La lutte contre la fraude fiscale revient avec insistance dans le grand débat national. Pas moins de 100 milliards d’euros échapperaient au fisc…

Fraude fiscale
Fraude fiscale © Getty / Simon Carter Peter Crowther

Oui c’est un chiffre qui tourne en boucle, facile à retenir, et qui, ô merveille, permettrait de supprimer le déficit si on récupérait cet argent caché sous le tapis. Seulement voilà, personne n’est capable de mesurer précisément la fraude fiscale et ce chiffre de 100 milliards, avancé par le syndicat Solidaire des Impôts, est sujet à forte caution. C’est une extrapolation à partir de résultats du contrôle fiscal, mais aussi de travaux, du Sénat notamment, sur la fraude à l’international. D’autres évaluations, comme celles du très sérieux Conseil des prélèvements obligatoires, arrivent à un résultat quatre fois plus faible. Outre la méthodologie, le grand écart vient du fait que certaines études mélangent la fraude, illégale, et l’optimisation fiscale, qui le plus souvent ne l’est pas.
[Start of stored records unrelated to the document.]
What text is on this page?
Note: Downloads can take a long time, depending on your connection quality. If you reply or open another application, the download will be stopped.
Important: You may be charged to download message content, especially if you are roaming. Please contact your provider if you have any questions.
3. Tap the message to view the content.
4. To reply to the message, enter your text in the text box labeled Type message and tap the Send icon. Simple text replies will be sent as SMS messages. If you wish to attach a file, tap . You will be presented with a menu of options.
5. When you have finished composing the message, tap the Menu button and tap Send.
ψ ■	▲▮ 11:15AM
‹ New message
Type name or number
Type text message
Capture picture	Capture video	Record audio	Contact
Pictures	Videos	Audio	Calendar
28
Il n’est vraiment pas possible de se mettre d’accord ?

Si, il y a d’ailleurs un précédent concernant le travail au noir. Les Urssaf s’étaient agacées en 2014 d’un chiffre avancé par la Cour des comptes, jusqu’à 25 milliards de cotisations évaporées. Alors elles ont mené des contrôles sur des échantillons représentatifs d’entreprises. BTP, restauration, tous les secteurs y sont passés et résultat : la fraude réelle s’établit à 7 milliards d’euros. Et ça, c’est du solide. Alors en septembre dernier, Gérald Darmanin avait annoncé la création d’un observatoire de la fraude fiscale pour faire, là aussi, la vérité des chiffres. Mais il n’a pas encore vu le jour. Officiellement, le ministre du Budget cherche toujours quelqu’un pour le présider.

Au-delà des chiffres, les moyens de la lutte anti-fraude sont-ils suffisants ? 

Les syndicats de Bercy, c’est leur rôle, en réclament davantage. On peut tout de même constater que les contrôles sont de mieux en mieux ciblés. Et que la fin du secret bancaire avec des pays comme la Suisse a permis de faire rentrer des milliards dans les caisses. On peut faire mieux, on doit faire mieux, car si ça ne fera pas disparaître le déficit, c’est une question de justice et d’acceptation de l’impôt.

Mais l’enjeu budgétaire est ailleurs. Il s’agit de trouver les moyens de taxer les géants du numérique, qui échappent largement à l’impôt. La taxe française sur les Gafa sera présentée ce mercredi en conseil des ministres. Le gouvernement le reconnait néanmoins, c’est un pis-aller, un moyen de pression dans la grande négociation qui fait rage pour changer les règles fiscales internationales. Et là oui, à terme, ce sont des centaines de milliards qui sont en jeu pour l’Europe.